Entretiens
Des déjeuners bien arrosés grace a Citadelle et à la Fédération. Texte et photos d'Étiene Gosselin
Club des petits déjeuners
Les trois quarts de la nourriture distribuée par le Club des petits déjeuners proviennent de dons
d'entreprises agroalimentaires,
ce qui permet la composition
de 12 menus diversifiés
et savoureux.

Pour une quatrième année consécutive, qu'ont en commun les crêpes, pains dorés et gaufres servis par le Club des petits déjeuners du Québec? Le sirop d'érable offert par Citadelle, coopérative de producteurs de sirop d'érable et la Fédération des producteurs acéricoles!

En 2011, la coopérative Citadelle et la Fédération des producteurs acéricoles du Québec s'unissent de nouveau pour offrir à 16 000 enfants, répartis dans 273 écoles, un peu d'or blond capable de mettre de l'énergie et du soleil dans leur journée scolaire. Un partenariat important aux yeux du président de Citadelle, Raynald Baril, pour qui « un bon déjeuner permet de commencer la journée du bon pied ».

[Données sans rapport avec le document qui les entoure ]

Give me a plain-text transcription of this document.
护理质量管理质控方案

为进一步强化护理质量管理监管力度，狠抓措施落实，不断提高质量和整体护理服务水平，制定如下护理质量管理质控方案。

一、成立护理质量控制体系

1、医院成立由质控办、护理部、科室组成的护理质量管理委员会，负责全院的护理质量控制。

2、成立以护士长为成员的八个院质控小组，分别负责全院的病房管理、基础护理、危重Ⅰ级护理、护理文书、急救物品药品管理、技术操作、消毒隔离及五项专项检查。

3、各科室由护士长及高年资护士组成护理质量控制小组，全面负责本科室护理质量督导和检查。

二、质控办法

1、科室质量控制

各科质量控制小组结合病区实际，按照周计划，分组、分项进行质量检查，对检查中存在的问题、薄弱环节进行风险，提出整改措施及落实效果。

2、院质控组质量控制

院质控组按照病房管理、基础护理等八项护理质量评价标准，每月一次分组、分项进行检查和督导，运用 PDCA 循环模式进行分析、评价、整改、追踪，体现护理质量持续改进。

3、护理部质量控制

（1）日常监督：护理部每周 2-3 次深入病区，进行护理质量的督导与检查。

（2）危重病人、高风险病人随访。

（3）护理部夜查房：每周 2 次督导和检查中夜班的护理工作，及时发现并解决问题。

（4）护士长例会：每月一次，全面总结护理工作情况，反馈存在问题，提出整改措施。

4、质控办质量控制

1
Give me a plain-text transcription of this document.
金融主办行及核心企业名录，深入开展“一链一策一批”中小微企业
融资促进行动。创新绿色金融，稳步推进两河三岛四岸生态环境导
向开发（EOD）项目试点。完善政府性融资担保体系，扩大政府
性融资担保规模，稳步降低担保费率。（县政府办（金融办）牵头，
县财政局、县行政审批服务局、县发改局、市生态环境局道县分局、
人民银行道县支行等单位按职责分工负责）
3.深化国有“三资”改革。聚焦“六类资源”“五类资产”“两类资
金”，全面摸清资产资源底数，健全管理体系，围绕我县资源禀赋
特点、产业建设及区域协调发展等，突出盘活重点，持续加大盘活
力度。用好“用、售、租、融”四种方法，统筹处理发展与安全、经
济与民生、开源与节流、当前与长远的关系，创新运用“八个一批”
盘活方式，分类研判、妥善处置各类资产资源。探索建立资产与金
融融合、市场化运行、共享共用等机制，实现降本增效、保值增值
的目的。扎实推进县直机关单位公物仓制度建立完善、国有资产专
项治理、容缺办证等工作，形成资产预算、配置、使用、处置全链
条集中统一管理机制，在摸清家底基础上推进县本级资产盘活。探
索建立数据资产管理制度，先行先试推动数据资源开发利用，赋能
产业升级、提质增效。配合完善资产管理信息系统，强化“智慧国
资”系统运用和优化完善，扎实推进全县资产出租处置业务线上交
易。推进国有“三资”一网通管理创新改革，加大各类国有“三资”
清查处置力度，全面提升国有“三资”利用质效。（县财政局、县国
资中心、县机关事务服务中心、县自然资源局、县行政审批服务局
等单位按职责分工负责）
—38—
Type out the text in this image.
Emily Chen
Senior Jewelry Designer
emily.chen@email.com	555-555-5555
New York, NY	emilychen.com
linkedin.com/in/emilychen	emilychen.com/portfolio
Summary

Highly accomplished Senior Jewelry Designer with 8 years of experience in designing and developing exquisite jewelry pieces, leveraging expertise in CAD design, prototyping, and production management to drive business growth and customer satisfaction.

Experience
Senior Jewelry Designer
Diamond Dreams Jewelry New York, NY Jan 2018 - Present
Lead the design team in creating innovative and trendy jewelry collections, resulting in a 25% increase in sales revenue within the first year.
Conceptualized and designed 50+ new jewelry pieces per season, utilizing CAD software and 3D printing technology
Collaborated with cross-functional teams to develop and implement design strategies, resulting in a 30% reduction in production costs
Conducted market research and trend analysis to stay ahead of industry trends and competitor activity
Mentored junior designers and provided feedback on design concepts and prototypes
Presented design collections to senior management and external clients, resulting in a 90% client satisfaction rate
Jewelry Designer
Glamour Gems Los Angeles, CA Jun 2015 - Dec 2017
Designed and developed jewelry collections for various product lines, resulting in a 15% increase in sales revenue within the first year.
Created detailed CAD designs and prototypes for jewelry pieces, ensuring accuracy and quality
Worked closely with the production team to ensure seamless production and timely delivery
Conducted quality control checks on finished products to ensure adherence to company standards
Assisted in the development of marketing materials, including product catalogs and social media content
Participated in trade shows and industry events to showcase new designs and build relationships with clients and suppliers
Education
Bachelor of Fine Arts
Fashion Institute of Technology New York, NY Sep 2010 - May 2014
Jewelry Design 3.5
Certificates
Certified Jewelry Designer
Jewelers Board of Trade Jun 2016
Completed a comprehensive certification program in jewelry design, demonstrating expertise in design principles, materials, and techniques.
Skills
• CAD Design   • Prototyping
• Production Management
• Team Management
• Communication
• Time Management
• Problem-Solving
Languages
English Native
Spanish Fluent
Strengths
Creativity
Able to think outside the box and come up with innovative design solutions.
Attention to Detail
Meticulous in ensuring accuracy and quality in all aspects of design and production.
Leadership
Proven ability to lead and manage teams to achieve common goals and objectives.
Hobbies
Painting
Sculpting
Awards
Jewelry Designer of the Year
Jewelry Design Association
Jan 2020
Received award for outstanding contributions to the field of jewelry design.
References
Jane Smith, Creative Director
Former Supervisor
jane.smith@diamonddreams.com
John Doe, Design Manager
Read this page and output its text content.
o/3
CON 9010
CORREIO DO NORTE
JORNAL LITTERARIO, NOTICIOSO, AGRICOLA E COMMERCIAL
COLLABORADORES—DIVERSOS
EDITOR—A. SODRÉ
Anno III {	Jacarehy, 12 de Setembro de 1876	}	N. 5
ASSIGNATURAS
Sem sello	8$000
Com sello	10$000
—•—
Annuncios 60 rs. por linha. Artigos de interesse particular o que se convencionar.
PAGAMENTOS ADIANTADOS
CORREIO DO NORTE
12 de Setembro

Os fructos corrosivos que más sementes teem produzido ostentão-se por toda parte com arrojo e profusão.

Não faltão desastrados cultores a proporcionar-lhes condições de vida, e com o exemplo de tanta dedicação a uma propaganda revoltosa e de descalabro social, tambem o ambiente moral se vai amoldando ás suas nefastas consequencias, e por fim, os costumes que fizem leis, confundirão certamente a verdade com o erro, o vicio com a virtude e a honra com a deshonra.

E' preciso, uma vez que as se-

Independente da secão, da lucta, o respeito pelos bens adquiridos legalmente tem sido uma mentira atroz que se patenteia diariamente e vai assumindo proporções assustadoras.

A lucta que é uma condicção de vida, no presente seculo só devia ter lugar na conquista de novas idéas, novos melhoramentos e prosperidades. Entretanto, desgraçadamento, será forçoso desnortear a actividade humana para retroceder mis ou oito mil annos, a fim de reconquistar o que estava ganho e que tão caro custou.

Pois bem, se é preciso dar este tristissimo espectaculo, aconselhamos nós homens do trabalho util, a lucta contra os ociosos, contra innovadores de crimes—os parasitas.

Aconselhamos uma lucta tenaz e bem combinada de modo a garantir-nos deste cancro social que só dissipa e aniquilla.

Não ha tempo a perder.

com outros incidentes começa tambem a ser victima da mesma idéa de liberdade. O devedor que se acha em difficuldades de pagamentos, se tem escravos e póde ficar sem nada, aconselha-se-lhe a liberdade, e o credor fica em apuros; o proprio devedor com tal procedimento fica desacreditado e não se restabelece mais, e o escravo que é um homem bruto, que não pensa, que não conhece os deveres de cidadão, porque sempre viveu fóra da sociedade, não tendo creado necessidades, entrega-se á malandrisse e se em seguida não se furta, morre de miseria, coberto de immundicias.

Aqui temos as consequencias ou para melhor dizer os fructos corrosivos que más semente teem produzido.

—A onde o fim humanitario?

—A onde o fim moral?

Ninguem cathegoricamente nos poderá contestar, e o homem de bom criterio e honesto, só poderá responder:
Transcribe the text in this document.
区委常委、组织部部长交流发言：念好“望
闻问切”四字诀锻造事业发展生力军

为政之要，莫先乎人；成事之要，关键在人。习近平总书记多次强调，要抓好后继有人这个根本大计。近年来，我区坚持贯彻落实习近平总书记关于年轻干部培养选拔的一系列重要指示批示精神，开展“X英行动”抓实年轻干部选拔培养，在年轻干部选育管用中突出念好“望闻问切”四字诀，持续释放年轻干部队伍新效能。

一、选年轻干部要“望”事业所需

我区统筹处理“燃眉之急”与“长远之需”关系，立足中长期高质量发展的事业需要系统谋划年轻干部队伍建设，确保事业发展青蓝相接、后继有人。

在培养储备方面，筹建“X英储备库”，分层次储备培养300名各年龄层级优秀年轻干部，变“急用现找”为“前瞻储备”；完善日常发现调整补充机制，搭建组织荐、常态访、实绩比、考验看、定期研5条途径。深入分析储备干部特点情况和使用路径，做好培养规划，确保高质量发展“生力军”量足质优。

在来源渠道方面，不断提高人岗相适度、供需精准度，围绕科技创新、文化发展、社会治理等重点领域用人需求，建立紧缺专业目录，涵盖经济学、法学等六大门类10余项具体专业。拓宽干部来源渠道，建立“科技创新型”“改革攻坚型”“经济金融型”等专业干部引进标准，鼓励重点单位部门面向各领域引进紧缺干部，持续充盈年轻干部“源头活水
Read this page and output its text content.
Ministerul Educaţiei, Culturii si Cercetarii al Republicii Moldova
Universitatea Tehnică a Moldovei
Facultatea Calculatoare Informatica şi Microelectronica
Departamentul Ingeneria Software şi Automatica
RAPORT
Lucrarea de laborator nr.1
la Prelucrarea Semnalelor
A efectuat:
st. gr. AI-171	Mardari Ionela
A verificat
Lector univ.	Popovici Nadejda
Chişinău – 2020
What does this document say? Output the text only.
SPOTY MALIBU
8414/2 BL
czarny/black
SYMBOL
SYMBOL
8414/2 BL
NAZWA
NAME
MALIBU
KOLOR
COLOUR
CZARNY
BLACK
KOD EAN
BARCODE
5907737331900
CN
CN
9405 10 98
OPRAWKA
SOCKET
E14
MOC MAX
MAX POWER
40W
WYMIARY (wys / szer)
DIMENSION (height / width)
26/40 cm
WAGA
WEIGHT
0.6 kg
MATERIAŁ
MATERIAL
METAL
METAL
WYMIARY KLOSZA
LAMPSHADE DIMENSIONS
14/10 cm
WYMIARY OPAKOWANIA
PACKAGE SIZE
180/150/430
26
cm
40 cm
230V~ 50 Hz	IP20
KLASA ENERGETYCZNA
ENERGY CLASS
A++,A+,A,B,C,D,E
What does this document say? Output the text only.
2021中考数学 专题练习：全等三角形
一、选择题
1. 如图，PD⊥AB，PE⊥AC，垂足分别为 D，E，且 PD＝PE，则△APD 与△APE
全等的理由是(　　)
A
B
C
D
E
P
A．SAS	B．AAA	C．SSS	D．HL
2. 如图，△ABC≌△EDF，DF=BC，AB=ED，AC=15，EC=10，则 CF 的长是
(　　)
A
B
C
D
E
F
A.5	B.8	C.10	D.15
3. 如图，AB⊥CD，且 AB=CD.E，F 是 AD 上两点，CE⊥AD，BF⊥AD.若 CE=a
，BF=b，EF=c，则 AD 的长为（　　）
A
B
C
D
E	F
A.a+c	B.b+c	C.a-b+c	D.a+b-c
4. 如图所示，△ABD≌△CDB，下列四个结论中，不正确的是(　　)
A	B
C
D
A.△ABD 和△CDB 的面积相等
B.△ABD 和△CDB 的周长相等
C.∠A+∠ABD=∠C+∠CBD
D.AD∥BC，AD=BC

À constater l'ambiance bon enfant qui régnait à l'école Hamel, à Saint-Jean-sur-Richelieu, où avait lieu l'annonce du partenariat, c'est manifeste : le sirop d'érable met du bonheur dans le cœur des enfants! Les élèves pourront donc napper, trois fois sur les 12 déjeuners confectionnés par le Club, le contenu de leur assiette de ce produit du terroir, dont on reconnaît un peu plus d'année en année la valeur nutritive en vitamines, minéraux, antioxydants et autres nutriments bénéfiques.

Est-ce qu'il a été difficile de convaincre les producteurs acéricoles de faire don de 5700 litres du précieux liquide sucré? « Pas du tout, affirme Serge Beaulieu, président de la Fédération. Nous sommes arrivés avec une proposition et ils ont dit oui. » Et ce, même si le don, en partenariat avec Citadelle, se chiffre à près de 100 000 dollars.

Plus qu'un don : un investissement
Prenons l'exemple de l'école Hamel, sélectionnée par le Club parce qu'elle remplit les critères socioéconomiques du ministère de l'Éducation. Une soixantaine d'élèves vont déjeuner au Club chaque matin, ce qui représente le tiers des enfants de l'école. Ce ne sont toutefois pas tous les enfants inscrits au Club qui souffrent de malnutrition, signale la directrice générale, Francyne Charette.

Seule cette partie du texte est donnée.